These promising results may be enhanced with further investigation to develop more robust and reliable models, starting with enlarging the number of samples and ensuring the balanced number of samples between classes. Also, data pretreatment could bring forward the most important information while minimizing noise and artefacts. Application of independent components analysis (ICA) or parallel factor analysis (PARAFAC) could be intended to detect underlying discriminant features (Ammari et al., 2015; Botelho et al., 2017). Other chemometric analyses, such as support vector machine (SVM), artificial neural network (ANN), extreme gradient boosting (XGBoost), or random forest (RF) could be good options for building even more efficient discriminant models. The use of such artificial intelligence approaches have proven to outperform traditional statistical techniques (Bae et al., 2021). Evenly, combining front-face fluorescence spectroscopy technique with another approach and using multivariate analysis methods could strengthen model performance. Absorption spectra coupled with fluorescence measurements allowed efficient classification of wines depending on their variety (Carbonaro et al., 2019). Multiblock chemometric approaches are also appropriate for such purpose. A study was conducted by Hernández-Sánchez et al. (2021) to characterize polyphenol content in virgin olive oil, upon analysis of front-face fluorescence spectroscopy and absorbance spectroscopy with the multiblock sequential and orthogonalized partial least squares (SO-PLS) method. This latter chemometric method also provided sensory poles classification of chocolate and cocoa beans by combining proton transfer reaction-time of flight-mass spectrometry (PTR-ToF-MS), near infrared spectroscopy (NIRS) and front-face fluorescence spectroscopy (Biancolillo et al., 2021). Feature selection in multi-way datasets was investigated to reduce the high amount of variables involved when combining different analytical techniques. Indeed, Biancolillo et al. (2020) developed sequential and orthogonalized covariance selection (SO-CovSel) method and proved its suitability for prediction models.

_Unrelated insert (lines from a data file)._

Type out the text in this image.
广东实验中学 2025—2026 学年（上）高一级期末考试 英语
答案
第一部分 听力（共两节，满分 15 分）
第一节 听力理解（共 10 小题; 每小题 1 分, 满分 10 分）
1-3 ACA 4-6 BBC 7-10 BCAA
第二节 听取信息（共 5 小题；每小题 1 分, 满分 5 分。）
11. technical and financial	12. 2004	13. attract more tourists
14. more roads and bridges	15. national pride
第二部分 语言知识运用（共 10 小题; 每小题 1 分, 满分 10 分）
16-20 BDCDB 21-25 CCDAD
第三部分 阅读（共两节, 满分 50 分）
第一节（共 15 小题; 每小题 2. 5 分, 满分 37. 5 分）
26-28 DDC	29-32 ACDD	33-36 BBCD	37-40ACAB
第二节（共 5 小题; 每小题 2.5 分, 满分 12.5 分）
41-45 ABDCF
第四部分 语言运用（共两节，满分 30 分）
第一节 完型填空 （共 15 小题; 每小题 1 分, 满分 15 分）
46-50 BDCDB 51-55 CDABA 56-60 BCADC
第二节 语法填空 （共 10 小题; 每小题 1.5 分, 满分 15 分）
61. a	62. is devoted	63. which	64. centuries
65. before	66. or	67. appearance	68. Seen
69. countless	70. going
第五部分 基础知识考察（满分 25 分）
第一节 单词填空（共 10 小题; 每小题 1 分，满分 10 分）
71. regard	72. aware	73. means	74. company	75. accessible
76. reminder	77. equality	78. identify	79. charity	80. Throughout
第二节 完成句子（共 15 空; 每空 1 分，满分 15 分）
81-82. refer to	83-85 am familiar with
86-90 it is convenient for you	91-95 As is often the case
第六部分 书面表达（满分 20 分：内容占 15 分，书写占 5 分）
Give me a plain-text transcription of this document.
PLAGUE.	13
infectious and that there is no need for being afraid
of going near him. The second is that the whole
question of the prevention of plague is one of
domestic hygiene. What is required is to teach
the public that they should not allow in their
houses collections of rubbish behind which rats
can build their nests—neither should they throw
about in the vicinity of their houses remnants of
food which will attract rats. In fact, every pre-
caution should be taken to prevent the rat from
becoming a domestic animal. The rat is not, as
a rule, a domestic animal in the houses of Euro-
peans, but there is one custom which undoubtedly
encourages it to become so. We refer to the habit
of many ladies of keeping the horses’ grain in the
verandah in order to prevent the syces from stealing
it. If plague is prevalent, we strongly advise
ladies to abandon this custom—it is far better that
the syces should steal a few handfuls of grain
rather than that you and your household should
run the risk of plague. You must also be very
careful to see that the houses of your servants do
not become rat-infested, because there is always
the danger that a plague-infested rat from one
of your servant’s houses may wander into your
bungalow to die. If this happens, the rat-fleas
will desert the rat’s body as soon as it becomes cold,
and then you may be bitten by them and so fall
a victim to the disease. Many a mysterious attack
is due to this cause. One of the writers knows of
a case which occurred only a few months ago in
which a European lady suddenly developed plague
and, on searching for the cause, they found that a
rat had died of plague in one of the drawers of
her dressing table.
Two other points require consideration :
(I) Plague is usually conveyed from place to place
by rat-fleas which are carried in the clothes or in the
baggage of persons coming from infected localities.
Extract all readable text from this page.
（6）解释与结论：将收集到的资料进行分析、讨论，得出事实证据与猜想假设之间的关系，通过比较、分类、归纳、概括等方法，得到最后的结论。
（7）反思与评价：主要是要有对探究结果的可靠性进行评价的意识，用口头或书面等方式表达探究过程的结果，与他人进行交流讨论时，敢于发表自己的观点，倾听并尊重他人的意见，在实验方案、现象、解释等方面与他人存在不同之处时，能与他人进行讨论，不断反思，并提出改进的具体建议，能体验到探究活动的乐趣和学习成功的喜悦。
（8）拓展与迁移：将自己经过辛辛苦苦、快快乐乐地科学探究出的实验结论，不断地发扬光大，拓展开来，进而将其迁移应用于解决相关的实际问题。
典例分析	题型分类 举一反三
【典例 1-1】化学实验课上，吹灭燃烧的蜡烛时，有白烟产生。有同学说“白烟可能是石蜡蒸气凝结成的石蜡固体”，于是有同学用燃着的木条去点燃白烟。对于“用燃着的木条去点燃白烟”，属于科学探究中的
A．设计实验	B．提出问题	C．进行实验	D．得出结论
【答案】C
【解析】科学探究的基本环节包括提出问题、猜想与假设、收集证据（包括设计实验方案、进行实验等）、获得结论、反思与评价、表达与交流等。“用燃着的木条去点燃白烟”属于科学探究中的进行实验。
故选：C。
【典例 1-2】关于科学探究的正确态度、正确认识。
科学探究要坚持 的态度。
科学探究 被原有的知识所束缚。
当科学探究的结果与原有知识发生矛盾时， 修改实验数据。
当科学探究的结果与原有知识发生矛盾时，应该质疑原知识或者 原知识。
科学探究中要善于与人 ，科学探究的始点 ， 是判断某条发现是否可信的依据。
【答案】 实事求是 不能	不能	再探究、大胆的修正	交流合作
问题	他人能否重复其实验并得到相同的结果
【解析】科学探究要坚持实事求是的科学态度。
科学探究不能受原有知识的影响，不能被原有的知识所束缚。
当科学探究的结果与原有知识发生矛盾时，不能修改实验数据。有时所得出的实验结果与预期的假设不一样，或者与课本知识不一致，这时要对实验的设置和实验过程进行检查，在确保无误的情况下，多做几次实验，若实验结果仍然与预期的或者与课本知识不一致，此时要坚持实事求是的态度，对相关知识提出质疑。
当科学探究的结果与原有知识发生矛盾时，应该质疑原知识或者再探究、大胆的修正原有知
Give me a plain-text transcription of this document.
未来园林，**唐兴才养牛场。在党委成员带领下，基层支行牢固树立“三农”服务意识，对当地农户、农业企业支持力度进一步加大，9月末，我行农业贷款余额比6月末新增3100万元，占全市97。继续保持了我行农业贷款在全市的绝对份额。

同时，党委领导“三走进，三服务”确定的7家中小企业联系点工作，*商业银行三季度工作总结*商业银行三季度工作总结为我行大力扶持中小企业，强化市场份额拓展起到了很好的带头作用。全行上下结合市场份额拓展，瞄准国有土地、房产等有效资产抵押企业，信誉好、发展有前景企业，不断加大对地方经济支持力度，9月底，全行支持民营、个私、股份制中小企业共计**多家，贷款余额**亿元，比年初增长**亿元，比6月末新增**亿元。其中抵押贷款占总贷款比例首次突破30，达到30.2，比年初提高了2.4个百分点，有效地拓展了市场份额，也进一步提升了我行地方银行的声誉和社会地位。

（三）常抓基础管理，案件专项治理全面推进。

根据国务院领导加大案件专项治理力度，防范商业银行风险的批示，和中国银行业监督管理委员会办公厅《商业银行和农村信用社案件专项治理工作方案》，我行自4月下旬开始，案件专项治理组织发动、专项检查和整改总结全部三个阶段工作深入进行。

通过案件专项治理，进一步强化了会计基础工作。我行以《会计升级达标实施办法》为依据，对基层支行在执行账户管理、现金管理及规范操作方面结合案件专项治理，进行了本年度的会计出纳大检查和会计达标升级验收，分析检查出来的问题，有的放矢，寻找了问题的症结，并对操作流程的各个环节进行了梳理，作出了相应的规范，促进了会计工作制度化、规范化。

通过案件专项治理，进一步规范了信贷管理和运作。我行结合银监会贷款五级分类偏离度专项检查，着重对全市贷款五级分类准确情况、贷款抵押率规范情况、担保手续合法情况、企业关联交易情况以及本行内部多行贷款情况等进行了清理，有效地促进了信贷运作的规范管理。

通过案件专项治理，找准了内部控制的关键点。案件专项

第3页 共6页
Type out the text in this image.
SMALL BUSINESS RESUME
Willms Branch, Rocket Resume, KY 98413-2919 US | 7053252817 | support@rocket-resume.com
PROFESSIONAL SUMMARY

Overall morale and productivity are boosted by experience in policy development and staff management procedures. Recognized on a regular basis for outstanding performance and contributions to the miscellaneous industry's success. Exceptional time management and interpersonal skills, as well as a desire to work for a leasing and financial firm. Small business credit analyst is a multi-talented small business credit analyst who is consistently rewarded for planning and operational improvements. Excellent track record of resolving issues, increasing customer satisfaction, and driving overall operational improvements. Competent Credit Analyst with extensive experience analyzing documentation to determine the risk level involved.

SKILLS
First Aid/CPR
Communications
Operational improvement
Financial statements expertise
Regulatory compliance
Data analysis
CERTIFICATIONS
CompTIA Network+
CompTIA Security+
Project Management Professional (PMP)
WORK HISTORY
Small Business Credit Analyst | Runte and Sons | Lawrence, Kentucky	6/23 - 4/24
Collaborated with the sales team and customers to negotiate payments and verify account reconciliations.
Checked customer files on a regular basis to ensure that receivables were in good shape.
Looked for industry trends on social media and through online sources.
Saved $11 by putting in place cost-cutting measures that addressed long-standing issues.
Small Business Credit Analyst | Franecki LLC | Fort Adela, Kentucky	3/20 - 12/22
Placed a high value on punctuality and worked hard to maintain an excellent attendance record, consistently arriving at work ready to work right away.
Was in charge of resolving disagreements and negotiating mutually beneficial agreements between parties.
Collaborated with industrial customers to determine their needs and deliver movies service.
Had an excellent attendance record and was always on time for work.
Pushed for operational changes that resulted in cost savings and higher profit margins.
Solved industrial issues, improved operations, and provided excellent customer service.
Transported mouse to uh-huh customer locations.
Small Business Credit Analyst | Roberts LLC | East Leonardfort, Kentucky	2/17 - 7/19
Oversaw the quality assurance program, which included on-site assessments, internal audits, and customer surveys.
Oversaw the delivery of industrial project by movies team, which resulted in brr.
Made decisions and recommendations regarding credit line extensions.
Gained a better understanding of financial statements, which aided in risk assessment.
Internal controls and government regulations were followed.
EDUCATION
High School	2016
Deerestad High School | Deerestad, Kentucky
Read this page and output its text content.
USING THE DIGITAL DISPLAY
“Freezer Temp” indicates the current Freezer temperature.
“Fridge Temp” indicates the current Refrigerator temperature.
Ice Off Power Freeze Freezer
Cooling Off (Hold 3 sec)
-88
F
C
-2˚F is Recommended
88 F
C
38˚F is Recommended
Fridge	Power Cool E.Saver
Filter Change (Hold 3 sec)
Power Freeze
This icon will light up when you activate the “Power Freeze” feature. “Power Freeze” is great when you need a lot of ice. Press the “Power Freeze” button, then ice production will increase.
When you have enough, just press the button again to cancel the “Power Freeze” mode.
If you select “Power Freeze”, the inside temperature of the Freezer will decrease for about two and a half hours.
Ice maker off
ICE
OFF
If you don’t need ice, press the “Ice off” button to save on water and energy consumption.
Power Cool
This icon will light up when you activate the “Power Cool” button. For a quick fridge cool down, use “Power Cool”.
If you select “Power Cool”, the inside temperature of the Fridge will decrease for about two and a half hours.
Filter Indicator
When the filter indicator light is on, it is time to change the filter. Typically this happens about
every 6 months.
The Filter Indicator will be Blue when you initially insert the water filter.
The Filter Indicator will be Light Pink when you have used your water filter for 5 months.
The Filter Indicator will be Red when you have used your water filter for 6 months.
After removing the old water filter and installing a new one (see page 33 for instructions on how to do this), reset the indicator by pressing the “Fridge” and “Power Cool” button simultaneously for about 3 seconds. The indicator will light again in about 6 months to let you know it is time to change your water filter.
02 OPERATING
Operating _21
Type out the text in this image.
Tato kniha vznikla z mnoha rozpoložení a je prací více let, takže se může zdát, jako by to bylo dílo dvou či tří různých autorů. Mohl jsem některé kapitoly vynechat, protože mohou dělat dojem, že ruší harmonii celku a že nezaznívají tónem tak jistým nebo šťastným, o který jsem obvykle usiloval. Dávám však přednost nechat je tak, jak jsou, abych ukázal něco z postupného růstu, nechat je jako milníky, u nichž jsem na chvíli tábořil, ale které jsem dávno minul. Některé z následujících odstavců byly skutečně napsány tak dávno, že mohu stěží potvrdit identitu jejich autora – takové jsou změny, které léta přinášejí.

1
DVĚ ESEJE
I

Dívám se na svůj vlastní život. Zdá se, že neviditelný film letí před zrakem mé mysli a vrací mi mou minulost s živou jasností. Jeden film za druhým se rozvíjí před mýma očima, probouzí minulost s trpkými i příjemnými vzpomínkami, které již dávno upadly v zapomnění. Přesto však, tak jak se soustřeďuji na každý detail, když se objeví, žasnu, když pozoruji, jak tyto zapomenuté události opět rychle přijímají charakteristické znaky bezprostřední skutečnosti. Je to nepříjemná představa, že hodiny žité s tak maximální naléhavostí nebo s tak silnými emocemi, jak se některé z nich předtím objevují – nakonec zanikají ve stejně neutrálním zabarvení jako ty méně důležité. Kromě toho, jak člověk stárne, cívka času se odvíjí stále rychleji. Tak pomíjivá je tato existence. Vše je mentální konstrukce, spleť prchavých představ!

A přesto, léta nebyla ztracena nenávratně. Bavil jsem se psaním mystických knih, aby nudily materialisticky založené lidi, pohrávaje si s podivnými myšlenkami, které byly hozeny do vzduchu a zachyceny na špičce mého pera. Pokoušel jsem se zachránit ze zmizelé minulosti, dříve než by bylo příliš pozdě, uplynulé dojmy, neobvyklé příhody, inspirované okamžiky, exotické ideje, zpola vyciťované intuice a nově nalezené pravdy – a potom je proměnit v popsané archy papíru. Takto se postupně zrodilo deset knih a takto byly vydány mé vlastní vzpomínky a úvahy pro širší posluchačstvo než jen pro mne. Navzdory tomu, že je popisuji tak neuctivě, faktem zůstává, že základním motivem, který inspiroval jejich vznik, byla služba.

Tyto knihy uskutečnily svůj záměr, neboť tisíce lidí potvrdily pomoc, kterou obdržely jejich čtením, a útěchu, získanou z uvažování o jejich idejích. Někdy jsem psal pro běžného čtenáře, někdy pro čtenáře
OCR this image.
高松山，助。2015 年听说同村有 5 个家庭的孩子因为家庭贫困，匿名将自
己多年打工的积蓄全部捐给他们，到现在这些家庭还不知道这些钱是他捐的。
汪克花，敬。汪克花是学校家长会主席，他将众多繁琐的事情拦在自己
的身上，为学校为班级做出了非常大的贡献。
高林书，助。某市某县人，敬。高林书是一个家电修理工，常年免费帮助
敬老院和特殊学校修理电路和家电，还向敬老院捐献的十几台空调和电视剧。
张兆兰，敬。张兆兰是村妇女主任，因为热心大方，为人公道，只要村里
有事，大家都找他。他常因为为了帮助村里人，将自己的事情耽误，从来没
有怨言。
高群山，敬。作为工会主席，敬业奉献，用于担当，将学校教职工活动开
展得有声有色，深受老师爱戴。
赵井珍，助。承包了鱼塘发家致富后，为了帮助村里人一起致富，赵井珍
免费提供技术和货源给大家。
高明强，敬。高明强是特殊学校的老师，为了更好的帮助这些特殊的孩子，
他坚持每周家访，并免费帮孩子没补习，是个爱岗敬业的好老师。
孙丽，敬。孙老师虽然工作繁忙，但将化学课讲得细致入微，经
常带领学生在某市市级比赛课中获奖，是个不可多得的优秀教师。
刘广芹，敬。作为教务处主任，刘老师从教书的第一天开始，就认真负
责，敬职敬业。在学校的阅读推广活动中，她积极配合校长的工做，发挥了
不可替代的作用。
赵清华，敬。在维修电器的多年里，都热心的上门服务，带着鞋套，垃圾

Amongst selected features that came out, hypotheses can be stated concerning the fluorescent compounds related to them. Figure 10 and Table 2 summarize fluorescent properties of product possibly corresponding to fluorescent patterns of our fruit samples. It is based on the previous work realized by Christensen et al. (2006) and completed with other studies, as mentioned below.
FIGURE 10. Mapping of potential fluorophores found in fruit samples. As an example, the current map is designed from a front-face fluorescence spectrum of fruit skin samples measured with the 250–650 nm excitation wavelength (λEx) and 290–800 nm emission wavelength (λEm) ranges. Dark blue regions indicate no fluorescence; yellow regions reflect the presence of fluorophores.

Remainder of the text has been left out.